I bambini testimoni di una felicità inspiegabile, ignoravano il circo e i platani, mangiavano la pizza fatta in casa dalle loro mamme e non andavano al cinema. Ma qualsiasi provvedimento sarebbe stato inutile contro la loro allegria contagiosa. Bruttos licenziò immediatamente Mattone che finì a fare certificati energetici in Siberia, e mandò via a calci anche il suo tutor insegnante di tecniche di governo del popolo scadute da decenni. “Un popolo felice non ha neanche bisogno di un governo” gli disse mentre lo sputava in un occhio.

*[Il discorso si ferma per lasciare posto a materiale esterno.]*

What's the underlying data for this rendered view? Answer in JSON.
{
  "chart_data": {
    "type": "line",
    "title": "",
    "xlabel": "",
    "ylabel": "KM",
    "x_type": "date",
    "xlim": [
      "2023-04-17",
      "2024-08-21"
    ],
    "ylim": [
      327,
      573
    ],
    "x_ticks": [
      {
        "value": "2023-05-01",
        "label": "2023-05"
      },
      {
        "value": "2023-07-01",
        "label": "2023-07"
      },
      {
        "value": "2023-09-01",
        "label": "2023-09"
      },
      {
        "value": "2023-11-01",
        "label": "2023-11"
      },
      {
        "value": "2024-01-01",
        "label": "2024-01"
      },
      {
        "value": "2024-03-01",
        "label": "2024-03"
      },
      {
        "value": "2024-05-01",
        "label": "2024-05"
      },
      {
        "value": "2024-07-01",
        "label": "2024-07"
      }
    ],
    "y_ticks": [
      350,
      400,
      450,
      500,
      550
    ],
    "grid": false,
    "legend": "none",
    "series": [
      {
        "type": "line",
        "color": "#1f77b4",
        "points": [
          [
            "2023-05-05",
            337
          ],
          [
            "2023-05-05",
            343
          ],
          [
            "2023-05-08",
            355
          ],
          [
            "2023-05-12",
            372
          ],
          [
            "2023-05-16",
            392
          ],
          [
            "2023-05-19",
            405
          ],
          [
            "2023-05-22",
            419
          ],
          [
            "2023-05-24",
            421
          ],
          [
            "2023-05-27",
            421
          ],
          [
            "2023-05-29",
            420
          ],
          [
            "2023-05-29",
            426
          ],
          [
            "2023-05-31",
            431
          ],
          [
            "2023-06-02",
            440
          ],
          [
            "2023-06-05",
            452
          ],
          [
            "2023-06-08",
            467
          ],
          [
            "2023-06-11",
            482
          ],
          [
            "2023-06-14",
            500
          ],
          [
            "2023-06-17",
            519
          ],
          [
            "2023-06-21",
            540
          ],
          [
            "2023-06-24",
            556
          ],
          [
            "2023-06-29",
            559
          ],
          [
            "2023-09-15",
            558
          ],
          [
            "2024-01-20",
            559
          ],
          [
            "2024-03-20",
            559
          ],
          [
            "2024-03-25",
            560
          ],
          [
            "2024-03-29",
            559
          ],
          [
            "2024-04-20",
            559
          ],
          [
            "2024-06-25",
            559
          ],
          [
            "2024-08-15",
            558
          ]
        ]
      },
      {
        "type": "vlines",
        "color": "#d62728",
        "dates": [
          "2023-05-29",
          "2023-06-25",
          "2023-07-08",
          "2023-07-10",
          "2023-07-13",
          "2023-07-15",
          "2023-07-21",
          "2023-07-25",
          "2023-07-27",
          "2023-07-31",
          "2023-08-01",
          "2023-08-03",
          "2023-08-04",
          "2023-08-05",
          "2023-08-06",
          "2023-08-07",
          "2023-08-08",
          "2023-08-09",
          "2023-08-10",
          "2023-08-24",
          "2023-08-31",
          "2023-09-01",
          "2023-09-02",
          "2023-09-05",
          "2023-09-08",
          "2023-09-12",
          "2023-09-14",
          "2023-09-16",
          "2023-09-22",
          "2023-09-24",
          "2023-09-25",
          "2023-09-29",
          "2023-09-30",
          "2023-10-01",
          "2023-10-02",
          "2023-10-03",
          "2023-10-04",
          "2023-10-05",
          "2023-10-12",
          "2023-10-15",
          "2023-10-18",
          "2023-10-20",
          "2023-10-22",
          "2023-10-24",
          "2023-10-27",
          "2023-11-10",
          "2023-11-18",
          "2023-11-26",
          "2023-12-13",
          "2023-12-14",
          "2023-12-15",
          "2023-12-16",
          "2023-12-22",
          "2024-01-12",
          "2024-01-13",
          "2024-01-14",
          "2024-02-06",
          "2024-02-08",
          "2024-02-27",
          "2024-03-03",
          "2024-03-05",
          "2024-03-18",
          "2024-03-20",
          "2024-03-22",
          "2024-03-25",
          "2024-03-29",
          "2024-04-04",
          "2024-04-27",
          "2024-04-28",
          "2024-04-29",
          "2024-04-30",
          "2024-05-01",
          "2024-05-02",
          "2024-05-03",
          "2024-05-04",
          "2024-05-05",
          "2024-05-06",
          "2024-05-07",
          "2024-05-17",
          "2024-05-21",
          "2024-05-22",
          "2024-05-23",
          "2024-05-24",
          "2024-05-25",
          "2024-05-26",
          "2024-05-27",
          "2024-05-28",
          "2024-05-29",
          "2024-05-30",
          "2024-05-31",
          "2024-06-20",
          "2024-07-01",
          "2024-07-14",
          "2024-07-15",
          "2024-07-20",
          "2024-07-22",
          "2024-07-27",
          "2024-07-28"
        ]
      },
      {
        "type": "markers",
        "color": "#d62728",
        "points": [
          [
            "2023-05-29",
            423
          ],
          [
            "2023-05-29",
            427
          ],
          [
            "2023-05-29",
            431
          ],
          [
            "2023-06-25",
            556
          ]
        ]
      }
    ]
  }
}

Poi tornò al suo palazzo, buttò via il misuratore di tristezza e chiamò il preside della scuola. Il giorno dopo assunse 20 bimbi, freschi di licenza elementare e gli fece disegnare una città nuova.
La chiamarono Felicia, venne molto disordinata, con colori messi là alla rinfusa e senza neanche un semaforo, ma piena di alberi e con bellissime scuole. Al centro c’era un bel lago dove Bruttos si dedicava alla pesca delle trote.
(p.s.: Tristonia fu presa in comodato d’uso dai cinesi, ora nei palazzoni ci sono infiniti centri commerciali, mentre sui viali asfaltati la notte si tengono le corse clandestine)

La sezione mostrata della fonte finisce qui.